Khaled Satour
On a pu observer au cours des dernières années que, lors des catastrophes naturelles, la solidarité des populations était plus efficace dans l’organisation des secours que l’(in)organisation étatique. Mais si forte que puisse être cette solidarité, elle ne saurait se passer de l’appui logistique des autorités instituées.
L’exemple du Maroc, frappé par le séisme, nous donne à voir le spectacle des calculs auxquels se livrent les gouvernants pour accepter ou refuser les offres d’aide internationale.
Les amitiés et les inimitiés interétatiques sont pour beaucoup dans le choix d’accepter les missions de secours britanniques, espagnoles, qataries et émiraties (ainsi que la libre initiative d’intervention laissée à des équipes israéliennes) au détriment de celles (algériennes ou françaises) mises en attente pendant plusieurs jours.
On a aussi invoqué des considérations d’efficacité confortant les mobiles politiques. C’est ainsi qu’un courant dit de « la localisation » préconise de privilégier l’aide la plus locale possible en se fondant sur la constatation que « les secours les plus efficaces dans les heures suivant une catastrophe sont locaux ». Ce courant se conjugue à une tendance à vouloir affirmer « une décolonisation de l’aide » qui n’est peut-être qu’une justification de mauvaise foi.
Mais quelles que soient les options mises sur la table, c’est un État qui en est l’arbitre en dernier ressort. Un État qui affecte les moyens dont il dispose selon la rationalité qui est la sienne et qui n’est pas exempte de considérations de classe. On a pu ainsi dire que les tergiversations du régime marocain n’étaient pas étrangères au fait que le séisme a frappé des régions du « Maroc inutile » déjà sinistré de longue date du fait de la pauvreté et la vétusté des infrastructures et des carences de l’action sociale.
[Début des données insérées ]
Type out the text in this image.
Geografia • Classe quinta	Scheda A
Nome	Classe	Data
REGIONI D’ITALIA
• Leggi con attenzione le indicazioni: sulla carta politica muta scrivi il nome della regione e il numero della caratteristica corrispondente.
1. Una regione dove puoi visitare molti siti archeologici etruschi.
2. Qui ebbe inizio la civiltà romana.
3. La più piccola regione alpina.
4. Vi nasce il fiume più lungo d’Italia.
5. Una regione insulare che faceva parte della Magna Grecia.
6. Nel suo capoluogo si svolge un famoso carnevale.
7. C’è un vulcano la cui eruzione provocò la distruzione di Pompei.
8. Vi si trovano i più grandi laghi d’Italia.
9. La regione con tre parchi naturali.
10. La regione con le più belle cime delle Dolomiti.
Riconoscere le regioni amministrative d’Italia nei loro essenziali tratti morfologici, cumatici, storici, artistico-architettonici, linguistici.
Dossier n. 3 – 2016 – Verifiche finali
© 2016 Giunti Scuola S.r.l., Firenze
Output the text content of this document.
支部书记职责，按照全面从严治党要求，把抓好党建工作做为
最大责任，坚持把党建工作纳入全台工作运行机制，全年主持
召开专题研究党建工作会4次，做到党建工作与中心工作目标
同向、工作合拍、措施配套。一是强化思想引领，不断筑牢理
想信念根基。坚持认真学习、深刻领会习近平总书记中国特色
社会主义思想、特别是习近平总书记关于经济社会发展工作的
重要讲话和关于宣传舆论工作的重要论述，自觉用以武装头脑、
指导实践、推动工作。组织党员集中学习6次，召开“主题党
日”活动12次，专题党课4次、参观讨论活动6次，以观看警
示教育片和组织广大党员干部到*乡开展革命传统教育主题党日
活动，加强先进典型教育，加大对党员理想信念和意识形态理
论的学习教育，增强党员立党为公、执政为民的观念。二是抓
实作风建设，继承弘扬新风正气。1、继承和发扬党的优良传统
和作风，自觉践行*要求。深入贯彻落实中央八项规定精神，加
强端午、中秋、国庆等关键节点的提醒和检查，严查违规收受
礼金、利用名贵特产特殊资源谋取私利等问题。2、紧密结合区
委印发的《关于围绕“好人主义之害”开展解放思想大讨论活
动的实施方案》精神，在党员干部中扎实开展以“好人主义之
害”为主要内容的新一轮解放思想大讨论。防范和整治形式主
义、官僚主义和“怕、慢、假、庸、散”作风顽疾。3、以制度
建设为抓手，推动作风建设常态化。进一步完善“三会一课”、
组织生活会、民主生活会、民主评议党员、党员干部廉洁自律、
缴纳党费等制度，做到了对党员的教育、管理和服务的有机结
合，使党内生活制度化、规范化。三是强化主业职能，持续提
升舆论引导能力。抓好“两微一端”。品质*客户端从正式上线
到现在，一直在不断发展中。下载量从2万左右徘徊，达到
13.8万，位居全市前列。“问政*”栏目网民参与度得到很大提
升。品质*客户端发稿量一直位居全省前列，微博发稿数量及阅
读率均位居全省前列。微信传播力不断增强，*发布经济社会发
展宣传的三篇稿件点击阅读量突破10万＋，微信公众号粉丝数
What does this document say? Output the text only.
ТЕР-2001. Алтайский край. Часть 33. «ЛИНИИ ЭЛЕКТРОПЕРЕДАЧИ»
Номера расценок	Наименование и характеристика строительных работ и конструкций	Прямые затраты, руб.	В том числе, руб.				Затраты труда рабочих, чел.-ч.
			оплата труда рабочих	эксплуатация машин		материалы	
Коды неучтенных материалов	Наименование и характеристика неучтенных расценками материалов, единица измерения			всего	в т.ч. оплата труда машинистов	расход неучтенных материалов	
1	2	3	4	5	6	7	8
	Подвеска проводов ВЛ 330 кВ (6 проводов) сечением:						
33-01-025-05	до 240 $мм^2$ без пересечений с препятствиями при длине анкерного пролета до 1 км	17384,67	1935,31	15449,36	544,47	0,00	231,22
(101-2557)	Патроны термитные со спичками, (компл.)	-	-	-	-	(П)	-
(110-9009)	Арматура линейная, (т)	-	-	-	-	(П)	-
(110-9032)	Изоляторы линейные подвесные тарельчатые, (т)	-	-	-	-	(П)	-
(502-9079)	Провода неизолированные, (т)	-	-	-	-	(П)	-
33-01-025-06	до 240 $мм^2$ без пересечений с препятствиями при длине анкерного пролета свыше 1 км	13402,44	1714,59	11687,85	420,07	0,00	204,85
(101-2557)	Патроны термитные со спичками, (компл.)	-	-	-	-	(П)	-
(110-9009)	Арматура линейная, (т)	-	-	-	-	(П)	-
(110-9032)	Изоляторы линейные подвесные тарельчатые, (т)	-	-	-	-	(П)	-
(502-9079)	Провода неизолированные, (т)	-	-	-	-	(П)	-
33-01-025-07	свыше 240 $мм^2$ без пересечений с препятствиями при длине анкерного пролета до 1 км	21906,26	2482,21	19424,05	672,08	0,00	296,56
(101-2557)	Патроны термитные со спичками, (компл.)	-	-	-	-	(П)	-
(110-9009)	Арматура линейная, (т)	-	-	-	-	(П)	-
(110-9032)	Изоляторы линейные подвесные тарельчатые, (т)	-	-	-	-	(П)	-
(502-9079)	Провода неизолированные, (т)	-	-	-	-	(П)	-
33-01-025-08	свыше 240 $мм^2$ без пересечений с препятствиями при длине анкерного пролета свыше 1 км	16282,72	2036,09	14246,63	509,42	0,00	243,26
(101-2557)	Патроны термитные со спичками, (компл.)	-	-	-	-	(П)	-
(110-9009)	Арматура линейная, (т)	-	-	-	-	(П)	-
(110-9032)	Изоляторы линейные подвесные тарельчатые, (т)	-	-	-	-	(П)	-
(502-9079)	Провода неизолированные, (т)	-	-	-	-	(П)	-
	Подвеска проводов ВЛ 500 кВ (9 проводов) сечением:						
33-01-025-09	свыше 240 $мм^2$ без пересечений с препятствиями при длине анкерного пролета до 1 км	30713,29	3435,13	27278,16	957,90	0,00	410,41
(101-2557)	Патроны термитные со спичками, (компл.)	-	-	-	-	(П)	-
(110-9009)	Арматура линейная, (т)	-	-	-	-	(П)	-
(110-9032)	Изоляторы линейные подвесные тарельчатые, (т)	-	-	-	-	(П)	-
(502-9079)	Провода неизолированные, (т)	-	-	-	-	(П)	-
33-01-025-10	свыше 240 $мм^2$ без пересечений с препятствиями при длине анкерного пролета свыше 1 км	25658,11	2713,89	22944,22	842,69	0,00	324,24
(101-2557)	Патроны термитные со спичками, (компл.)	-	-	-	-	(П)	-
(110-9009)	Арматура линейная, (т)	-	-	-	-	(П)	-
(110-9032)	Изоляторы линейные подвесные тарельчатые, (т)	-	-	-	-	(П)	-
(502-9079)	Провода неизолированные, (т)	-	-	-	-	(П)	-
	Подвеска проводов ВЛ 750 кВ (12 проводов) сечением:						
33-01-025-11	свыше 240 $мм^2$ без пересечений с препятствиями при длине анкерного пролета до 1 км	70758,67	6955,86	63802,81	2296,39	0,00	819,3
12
Cependant, quoi qu’on puisse en tirer comme déduction, la simultanéité du séisme marocain et des inondations qui frappent la côte orientale libyenne à la suite du passage de la tempête « Daniel » est l’occasion de constater que les peuples ne sont pas égaux dans le malheur.
Pour les Libyens, la catastrophe suprême était antérieure à cette tempête meurtrière. La destruction de leur État par une coalition arabo-occidentale en 2011, accompagnée des déchirements provoqués dans le tissu social, les a collectivement réduits à l’état de « nudité de celui qui n’est rien qu’un homme », c’est-à-dire à une « condition de complète privation de droits » selon les expressions d’Hannah Arendt. Celle-ci, qui appliquait sa réflexion aux droits de l’homme, considérait que l’appartenance à une communauté politique avec le bénéfice de la citoyenneté constituait le premier des droits fondamentaux constitutif du « droit d’avoir des droits ».
Les inondations libyennes qui s’annoncent d’ores et déjà plus meurtrières encore que le séisme marocain (on recense une dizaine de milliers de disparus en plus des 2000 morts comptabilisés à ce jour) sont à peine évoquées par la presse internationale comme si le sort des populations qu’elles frappent était déjà scellé par le péché dont elles sont coupables d’appartenir à un État failli, qu’un naufrage orchestré par la « communauté internationale » a préalablement et entièrement englouti.
Les sinistrés libyens sont donc à la merci de la volonté de ceux qui les ont dénudés de leurs droits : que les États les abandonnent à leur sort ou se disputent la primeur de voler à leur secours, ils ne le feront que dans l’esprit qui les anime depuis plus de dix ans : celui de la rivalité et de la concurrence auxquelles ils se livrent pour resserrer leur étreinte mortifère sur le pays.